Odd issue here with the CF Load Balancer and Argo Tunnels.
(Servers all serving HTTPS interface)
I’ve got two servers, api-server-1, api-server-2, I can load balance them fine, lets call the load balancer LB1.
Direct access via their ‘A record’ works fine.
Access via the load balancer, allocated 50/50 works fine.
They have CF certs on them for HTTPS.
Now I’m experimenting using Argo Tunnels / Cloudflared to route some docker containers. The plan is to purchase more load balancer origins and use Argo Tunnels to cope with extra demand.
The two docker containers are on the same physical server, https, on different ports.
Both have valid CF SSL certs.
Both containers have a CNAME record (created via cloudflared), lets call them argtun1, argtun2.
I can access these containers via their CNAME records completely fine.
I can script a curl request to the CNAME record in a tight loop and they always respond fine, all over https, no errors at all.
But when I try and put one of these servers into the LB pool is where things start to break down.
If I do api-server-1 and argtun1 in the pool, I start to get strange errors which I cannot track down but it also works sometimes.
If I refresh https://LB1 I can see it switching servers 50/50. I can also see at the origins the LB health check requests coming in with a 200 response.

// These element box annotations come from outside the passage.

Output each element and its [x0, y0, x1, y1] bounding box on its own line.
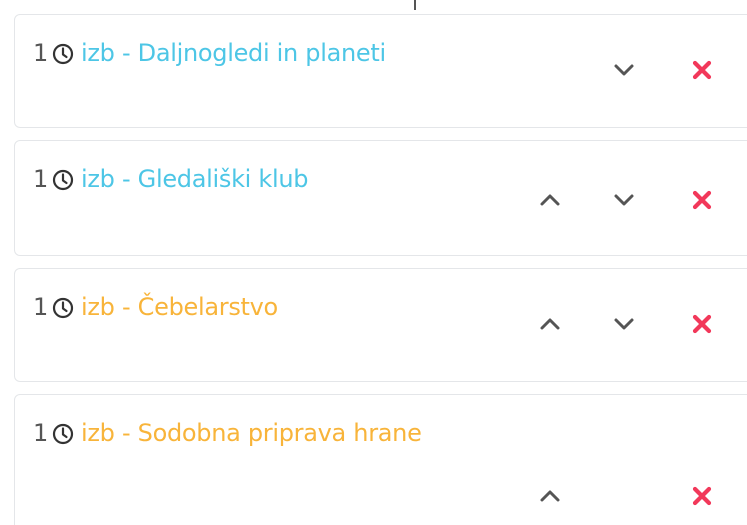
move-down-button[interactable] — [607, 183, 641, 217]
chevron-down-icon — [614, 318, 634, 330]
item-quantity: 1 — [33, 419, 48, 447]
chevron-down-icon — [614, 64, 634, 76]
list-item: 1 izb - Gledališki klub — [14, 140, 747, 256]
item-name: Gledališki klub — [137, 165, 309, 193]
item-prefix: izb — [80, 293, 115, 321]
close-icon — [692, 60, 712, 80]
chevron-down-icon — [614, 194, 634, 206]
move-up-button[interactable] — [533, 479, 567, 513]
item-title: 1 izb - Čebelarstvo — [33, 293, 278, 321]
clipped-header — [0, 0, 747, 14]
chevron-up-icon — [540, 194, 560, 206]
item-quantity: 1 — [33, 39, 48, 67]
item-separator: - — [121, 165, 131, 193]
item-name: Čebelarstvo — [137, 293, 279, 321]
clock-icon — [52, 43, 74, 65]
move-up-button[interactable] — [533, 307, 567, 341]
remove-button[interactable] — [685, 307, 719, 341]
item-prefix: izb — [80, 419, 115, 447]
item-prefix: izb — [80, 165, 115, 193]
list-item: 1 izb - Čebelarstvo — [14, 268, 747, 382]
remove-button[interactable] — [685, 53, 719, 87]
item-title: 1 izb - Daljnogledi in planeti — [33, 39, 386, 67]
item-separator: - — [121, 293, 131, 321]
item-quantity: 1 — [33, 165, 48, 193]
list-item: 1 izb - Sodobna priprava hrane — [14, 394, 747, 525]
remove-button[interactable] — [685, 183, 719, 217]
close-icon — [692, 190, 712, 210]
item-quantity: 1 — [33, 293, 48, 321]
selection-list: 1 izb - Daljnogledi in planeti 1 izb - G… — [0, 0, 747, 525]
list-item: 1 izb - Daljnogledi in planeti — [14, 14, 747, 128]
move-down-button[interactable] — [607, 307, 641, 341]
clock-icon — [52, 297, 74, 319]
chevron-up-icon — [540, 318, 560, 330]
item-separator: - — [121, 39, 131, 67]
chevron-up-icon — [540, 490, 560, 502]
item-separator: - — [121, 419, 131, 447]
clock-icon — [52, 423, 74, 445]
close-icon — [692, 314, 712, 334]
item-prefix: izb — [80, 39, 115, 67]
item-title: 1 izb - Gledališki klub — [33, 165, 308, 193]
item-name: Daljnogledi in planeti — [137, 39, 387, 67]
item-title: 1 izb - Sodobna priprava hrane — [33, 419, 422, 447]
clock-icon — [52, 169, 74, 191]
item-name: Sodobna priprava hrane — [137, 419, 422, 447]
move-down-button[interactable] — [607, 53, 641, 87]
remove-button[interactable] — [685, 479, 719, 513]
close-icon — [692, 486, 712, 506]
move-up-button[interactable] — [533, 183, 567, 217]
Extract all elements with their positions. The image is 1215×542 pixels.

Every so often, I start to get a 403, cf-ray id 67a0cf94cd972c5a-LHR , 67a0d222ca79f3df-LHR , or even weirder 404, 67a0d285ae20f3df-LHR .
Now, if I disable api-server-1 in the pool leaving just argtun1 in the pool, it stops working completely, generally with 404, 67a0d4fe7e61e600-LHR , and I assume it doesn’t help for some unknown reason it has switched to caching the error response which is now cache HIT for the get request to LB1 , even though the max-age is always 0 for URI / .
Re-enable api-server-1 , eventually I start getting the 403 errors again, 67a0d9bd6e0053fe-LHR and some more back and forth with 404.
BUT if I go into the LB1 and turn argtun1 off, save, turn it on, save . Wait for the first health check to succeed. It mostly goes back to the working state, throwing in some 67a0dd313a6fbc06-LHR errors here and there.
My LB1 health checks are to URI /, this always returns 200 (I can see the origin logs).
Accessing / via LB1 is returning errors, surely then the origin which served it should be taken out of the pool if this was truly the case?
I have no firewall events matching the ray ids.
What is going on? It makes no sense?